Field Coordinator: Kimberly Ellis-Josch
Field Director: Matthew Melita
District Land Use Officers
Field Assistant:  Samson Minja

Address: P.O. Box 12644 , Arusha , Tanzania , East Africa
Tel: +255(for Tanzania ) 744 449234
Fax: +1 (for America ) 720 2938857
E-mail: ellis-josch@afsat.com

We are presently working in the Monduli District which is made up of numerous villages. We have chosen to work with three villages in this District: Nguruka Chini, Salela, and Esilelai. We have chosen these villages because they comprise a core wildlife area.
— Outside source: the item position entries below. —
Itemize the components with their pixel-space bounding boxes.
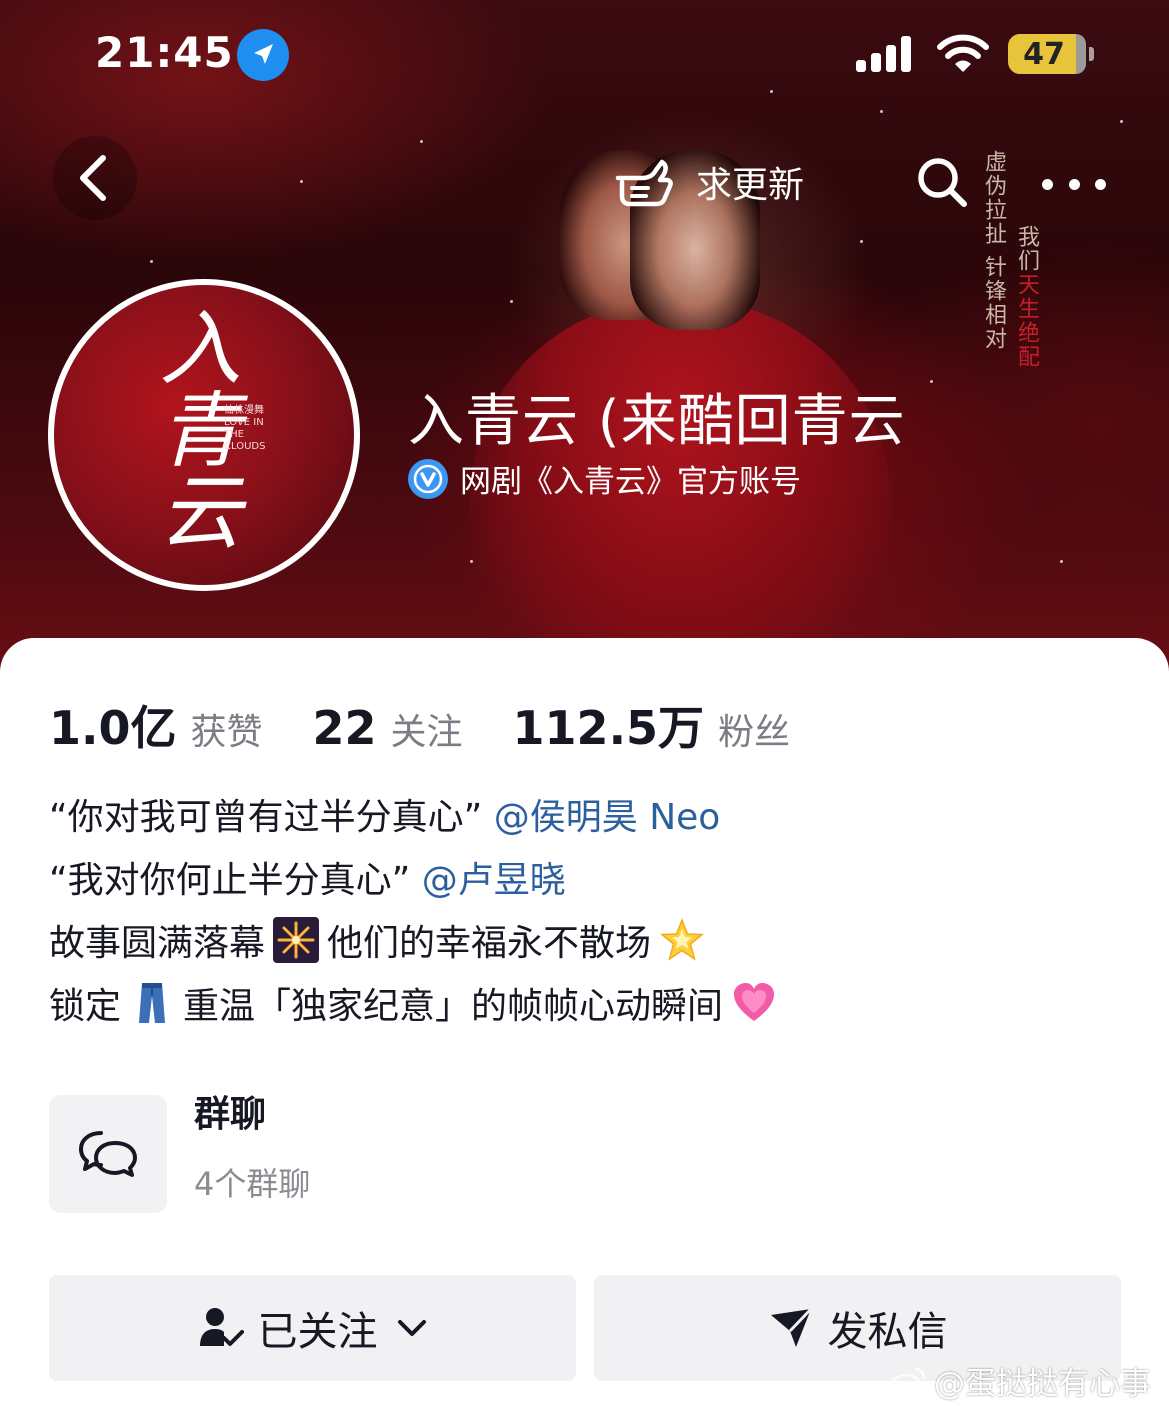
- status-time: 21:45: [95, 28, 234, 77]
- bio-line: 锁定 重温「独家纪意」的帧帧心动瞬间: [49, 975, 785, 1038]
- chevron-left-icon: [80, 155, 106, 201]
- cellular-signal-icon: [856, 36, 914, 72]
- mention-link[interactable]: @侯明昊 Neo: [494, 797, 721, 838]
- poster-tagline-1: 虚伪拉扯 针锋相对: [981, 150, 1006, 351]
- group-chat-entry[interactable]: 群聊 4个群聊: [49, 1094, 311, 1213]
- glowing-star-icon: [660, 917, 705, 961]
- request-update-label: 求更新: [696, 165, 805, 206]
- stats-row: 1.0亿 获赞 22 关注 112.5万 粉丝: [49, 692, 840, 758]
- verification-row: 网剧《入青云》官方账号: [408, 456, 801, 501]
- request-update-button[interactable]: 求更新: [612, 150, 804, 214]
- back-button[interactable]: [53, 136, 137, 220]
- paper-plane-icon: [770, 1307, 812, 1347]
- search-icon: [918, 158, 967, 207]
- profile-card: 1.0亿 获赞 22 关注 112.5万 粉丝 “你对我可曾有过半分真心” @侯…: [0, 638, 1169, 1406]
- bio-line: 故事圆满落幕 他们的幸福永不散场: [49, 912, 785, 975]
- more-dot-icon: [1095, 178, 1106, 190]
- avatar-subtitle: 仙株漫舞 LOVE IN THE CLOUDS: [224, 405, 266, 452]
- likes-count[interactable]: 1.0亿: [49, 692, 177, 758]
- fireworks-icon: [273, 917, 320, 963]
- battery-icon: 47: [1008, 34, 1094, 74]
- verification-text: 网剧《入青云》官方账号: [460, 464, 801, 500]
- bio-line: “我对你何止半分真心” @卢昱晓: [49, 860, 566, 901]
- chevron-down-icon: [397, 1320, 426, 1336]
- profile-bio: “你对我可曾有过半分真心” @侯明昊 Neo “我对你何止半分真心” @卢昱晓 …: [49, 786, 785, 1038]
- battery-level: 47: [1023, 36, 1065, 72]
- group-chat-count: 4个群聊: [194, 1165, 311, 1203]
- more-dot-icon: [1042, 178, 1053, 190]
- followers-label[interactable]: 粉丝: [718, 703, 790, 755]
- location-arrow-icon: [237, 29, 289, 81]
- more-options-button[interactable]: [1042, 164, 1106, 204]
- wifi-icon: [936, 34, 990, 74]
- chat-bubbles-icon: [79, 1131, 137, 1177]
- bio-line: “你对我可曾有过半分真心” @侯明昊 Neo: [49, 797, 721, 838]
- user-check-icon: [199, 1308, 244, 1346]
- profile-name: 入青云 (来酷回青云: [408, 389, 906, 454]
- profile-avatar[interactable]: 入青云 仙株漫舞 LOVE IN THE CLOUDS: [48, 279, 360, 591]
- verified-badge-icon: [408, 458, 448, 499]
- search-button[interactable]: [912, 152, 972, 212]
- group-chat-icon-box: [49, 1095, 167, 1213]
- likes-label[interactable]: 获赞: [191, 703, 263, 755]
- weibo-watermark: @蛋挞挞有心事: [890, 1358, 1151, 1403]
- following-button[interactable]: 已关注: [49, 1275, 576, 1381]
- jeans-icon: [139, 983, 166, 1023]
- following-label[interactable]: 关注: [391, 703, 463, 755]
- group-chat-text: 群聊 4个群聊: [194, 1094, 311, 1207]
- poster-tagline-2: 我们天生绝配: [1014, 225, 1039, 369]
- send-message-label: 发私信: [827, 1309, 948, 1355]
- growing-heart-icon: [734, 983, 775, 1021]
- group-chat-title: 群聊: [194, 1094, 267, 1135]
- more-dot-icon: [1068, 178, 1080, 190]
- weibo-logo-icon: [890, 1367, 926, 1396]
- followers-count[interactable]: 112.5万: [513, 692, 705, 758]
- mention-link[interactable]: @卢昱晓: [422, 860, 566, 901]
- following-count[interactable]: 22: [313, 701, 377, 755]
- pointing-hand-icon: [615, 159, 673, 207]
- following-label: 已关注: [257, 1309, 378, 1355]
The importance of this area within the Monduli District is that they are linked to the Northern Circuit (Ngorongoro Crater, Manyara National Park , Tarangire National Park , etc.), thus these 3 villages are within this Conservation Core Area. We have initiated this project by conducting base line surveys of each area to help the villages and the district officials and ourselves understand the Natural Resources which are pertinent to each area. Our aim is to help hold on to an important corridor and spill over areas for the wildlife. Because these areas are more suitable for wildlife conservation rather than say agricultural development, we believe that we can assist the villages to understand the value of the Natural Resources on their land and conserve it for their own sake and benefit, for they have the advantage of being self-directed and self determining. Thus they have the choice in such an area to govern their land and resources.

We have begun this project by conducting in-depth baseline surveys of each village and thus assessing the distribution of Natural Resources, people, water, vegetation, agriculture and wildlife. This work has been supervised by and performed by the Monduli District Council Land Use Officers, as they are experts in these fields.  We always work in close association with District Officers in the district under which our project lies. Our field director, Matthew Melita, is in attendance at all times as well.  Tazama! Trust is financially responsible for any work the district officers do or its field director does. After these initial surveys we began work first with Salela Village to help establish by-laws which will offer them ways to govern the management of their Natural Resources such as preventing charcoal burning, overuse of water supplies, abuse of wildlife etc. Once this stage is complete we intend to help the area determine viable activities that will bring financial benefit but also continued protection of some very important resources. Initiating a village wildlife monitoring system is also high on our agenda along with providing important seminars on subjects that will bring the people more awareness and tools to handle their responsibilities.

You can help with a small donation of $5,000 for each village which would allow us to do the whole job.

This project should take no more than 5 years to complete, by which time we should be able to close our part and feel sure the people have the means, the inclination and the information to make decisions that will serve their and their environment’s best interests.